In this exercise we would like to ask you to create a Go project which solves the following puzzle:
- You have to implement a small web service, which can store one user-provided unix timestamp (*time.Time) in memory.
- The service must have two endpoints, one for saving the timestamp and an other to fetch it.
- The only allowed content type on the service side is text/plain for both in and egress communications.
- The service must take care of data races (concurrent read-write requests on the timestamp), but mutexes are not allowed. You should find another way to manage the concurrent events.
- In the same process where the service is running, please implement the client side which first stores a timestamp and then reads it back.
- The only output of the application on the standard out (in normal cases) must be the timestamp which it has read in the second step.
- The output of the exercise has to be two source files (main.go and main_test.go). The result must run by executing go run main.go command.
- Test coverage needs to reach at least 2%, maximum allowed coverage is 100%.
Don't panic! We are interested in how far you can go (https://gobyexample.com might be your friend).
What we are looking for:
- Has a sensible structure
- Error and edge case handling
- Quality of the test(s)
After all done please describe in a few senteces why you don't recommend to release the codebase to production.

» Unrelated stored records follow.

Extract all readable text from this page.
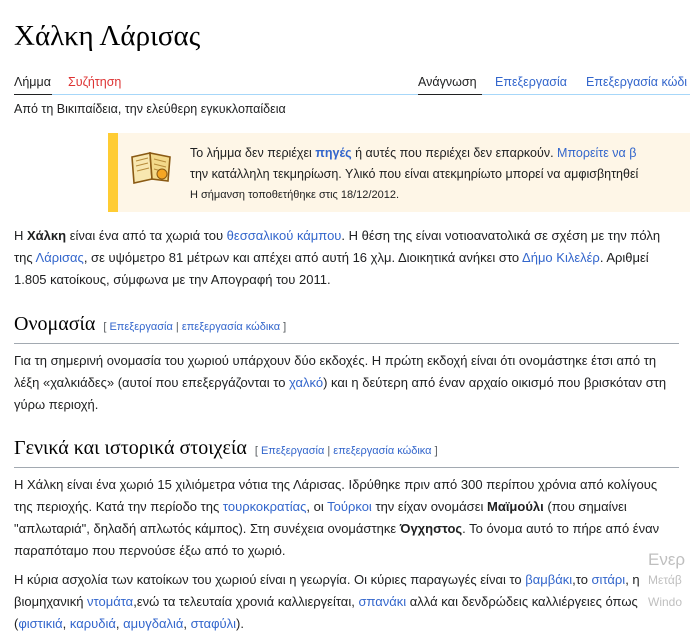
Χάλκη Λάρισας
Λήμμα Συζήτηση	Ανάγνωση Επεξεργασία Επεξεργασία κώδι
Από τη Βικιπαίδεια, την ελεύθερη εγκυκλοπαίδεια
Το λήμμα δεν περιέχει πηγές ή αυτές που περιέχει δεν επαρκούν. Μπορείτε να β
την κατάλληλη τεκμηρίωση. Υλικό που είναι ατεκμηρίωτο μπορεί να αμφισβητηθεί
Η σήμανση τοποθετήθηκε στις 18/12/2012.

Η Χάλκη είναι ένα από τα χωριά του θεσσαλικού κάμπου. Η θέση της είναι νοτιοανατολικά σε σχέση με την πόλη της Λάρισας, σε υψόμετρο 81 μέτρων και απέχει από αυτή 16 χλμ. Διοικητικά ανήκει στο Δήμο Κιλελέρ. Αριθμεί 1.805 κατοίκους, σύμφωνα με την Απογραφή του 2011.

Ονομασία [ Επεξεργασία | επεξεργασία κώδικα ]

Για τη σημερινή ονομασία του χωριού υπάρχουν δύο εκδοχές. Η πρώτη εκδοχή είναι ότι ονομάστηκε έτσι από τη λέξη «χαλκιάδες» (αυτοί που επεξεργάζονται το χαλκό) και η δεύτερη από έναν αρχαίο οικισμό που βρισκόταν στη γύρω περιοχή.

Γενικά και ιστορικά στοιχεία [ Επεξεργασία | επεξεργασία κώδικα ]

Η Χάλκη είναι ένα χωριό 15 χιλιόμετρα νότια της Λάρισας. Ιδρύθηκε πριν από 300 περίπου χρόνια από κολίγους της περιοχής. Κατά την περίοδο της τουρκοκρατίας, οι Τούρκοι την είχαν ονομάσει Μαϊμούλι (που σημαίνει "απλωταριά", δηλαδή απλωτός κάμπος). Στη συνέχεια ονομάστηκε Όγχηστος. Το όνομα αυτό το πήρε από έναν παραπόταμο που περνούσε έξω από το χωριό.

Η κύρια ασχολία των κατοίκων του χωριού είναι η γεωργία. Οι κύριες παραγωγές είναι το βαμβάκι,το σιτάρι, η βιομηχανική ντομάτα,ενώ τα τελευταία χρονιά καλλιεργείται, σπανάκι αλλά και δενδρώδεις καλλιέργειες όπως (φιστικιά, καρυδιά, αμυγδαλιά, σταφύλι).

Ενερ
Μετάβ
Windo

Here are some notices why this solution should not be pushed to production.
- The server and the simulated client are implemented in the same code: this violates separation of concerns.
- In-memory database: trivially, this solution does not persist the data anywhere. Restarting the application results in a completely new state.
- Single main.go: keeping business logic, data manipulation, utils code in the same source file results in an unscalable and unmaintanable code.
- Hard-coded values: lack of using some kind of configuration (envars, yaml, json, etc.) results in hard-coded variables, and for example, modifying the port of the web server is only achieavable with a new release.
- Buffered channels may have performance overhead in contrast to sync/atomic for example.